In August 1823, old frontiersman Hugh Glass was scouting ahead for a fur trapping expedition in South Dakota when he surprised a grizzly bear mother with her two cubs. The bear charged him immediately, knocking his rifle away and mauling him badly. Glass drew his knife and fought the grizzly hand-to-hand (maybe I should say hand to paw?), stabbing it repeatedly as it clawed and bit him. Hearing his screams, two trapping partners soon arrived and found him laying unconscious on top of the bear in a ghastly mess of human and animal blood. They finished off the dying bear with a rifle shot to the head, then took Glass with them back to their camp. Expedition leader Andrew Henry took a good look at the mangled mess of a man and announced that he would soon die of his injuries. Henry asked two trappers to stay with Glass until he died, give him a good burial, and then rejoin the group.
Jim Bridger and John Fitzgerald volunteered to stay behind with Glass and began to dig his grave. What happened next is uncertain. The two men later claimed that they fled for their lives after hostile Arikaree Indians discovered them, but there is no evidence of that. They soon caught up to the rest of the group heading to Yellowstone and reported that Hugh Glass was dead. However, the old mountain man did not die—after an unknown period of time he woke up in his shallow grave, under a thin layer of dirt and leaves. All his weapons, equipment, and protective clothing were gone, taken by the two men responsible for his burial. His leg was broken, and the rest of him was hardly better off. The bear attack had cut him so badly it exposed rib bones on his backside. He had lost a lot of blood, and his wounds were festering. Alone and defenseless, he was more than 200 miles away from the nearest settlement, Fort Kiowa. He set his own broken leg, wrapped himself in the bear hide that had covered him in the grave, and started crawling.
It took Glass six weeks of crawling on his hands and knees to reach the Cheyenne River, 100 miles away from his grave. The bear had nearly torn off his scalp. He suffered from fever and advanced stages of infection. To prevent gangrene from progressing in his wounds he lay back on rotting logs and let the maggots eat his dead flesh away. Too weak to hunt or fish, he survived mostly on wild berries, roots, and other edible plants. Once he was able to scare a couple of wolves away from a bison they had killed. He ate some of the bison’s raw meat himself, still alone, dragging his broken leg along with him. When he finally reached the Cheyenne river, he built a raft from a large fallen tree and floated down the river. Along the way he encountered friendly Sioux who fed him and helped tend his wounds. Eventually he succeeded in floating in his dead tree all the way to Fort Kiowa.

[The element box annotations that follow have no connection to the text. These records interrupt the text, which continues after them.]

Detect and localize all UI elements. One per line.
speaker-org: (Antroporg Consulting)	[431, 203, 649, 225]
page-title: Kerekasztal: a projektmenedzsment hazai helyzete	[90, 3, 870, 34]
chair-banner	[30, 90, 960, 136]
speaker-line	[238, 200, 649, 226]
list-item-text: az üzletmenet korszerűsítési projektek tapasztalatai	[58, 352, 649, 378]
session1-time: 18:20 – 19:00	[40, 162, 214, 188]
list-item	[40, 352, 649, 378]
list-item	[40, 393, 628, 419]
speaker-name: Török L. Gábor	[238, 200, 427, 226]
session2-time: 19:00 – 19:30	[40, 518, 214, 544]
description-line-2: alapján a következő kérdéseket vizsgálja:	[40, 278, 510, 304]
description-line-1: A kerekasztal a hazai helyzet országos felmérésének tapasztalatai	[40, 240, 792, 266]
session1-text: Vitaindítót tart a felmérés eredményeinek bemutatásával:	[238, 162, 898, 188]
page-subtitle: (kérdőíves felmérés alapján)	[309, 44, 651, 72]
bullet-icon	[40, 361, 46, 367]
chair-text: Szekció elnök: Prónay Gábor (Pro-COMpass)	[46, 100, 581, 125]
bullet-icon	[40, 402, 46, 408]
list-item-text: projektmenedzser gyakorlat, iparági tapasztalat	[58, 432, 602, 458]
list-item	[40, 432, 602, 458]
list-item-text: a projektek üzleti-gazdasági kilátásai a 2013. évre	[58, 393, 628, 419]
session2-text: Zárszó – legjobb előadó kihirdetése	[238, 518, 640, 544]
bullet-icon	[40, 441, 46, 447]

Hugh Glass later admitted that he was motivated to survive only by revenge. After months of recovery at Fort Kiowa, he set out to kill the two men who had abandoned him. Glass found Jim Bridger at a trading post on the Yellowstone river. Bridger was only 19 years old at the time, and his youth saved him—Glass couldn’t bring himself to kill the terrified youngster. He set out to find the second man, and nearly a year after the fight with the grizzly he did find John Fitzgerald, confronting him in Fort Atkinson, Wisconsin. Fitzgerald had joined the US Army, and although Glass demanded his head, the military would not allow a civilian to execute a soldier. Knowing that the punishment for murdering a soldier was death, Glass gave up on his mission of vengeance and spared Fitzgerald’s life as well. He accepted a purse of money collected by soldiers who sympathized with his story, snatched his rifle back from the man who had left him to die, and walked away. Glass lived for another decade as a trapper, fur trader, and professional hunter. When he was finally killed in an Indian attack in 1833, he was still carrying the same rifle that the bear had knocked away from him up in South Dakota.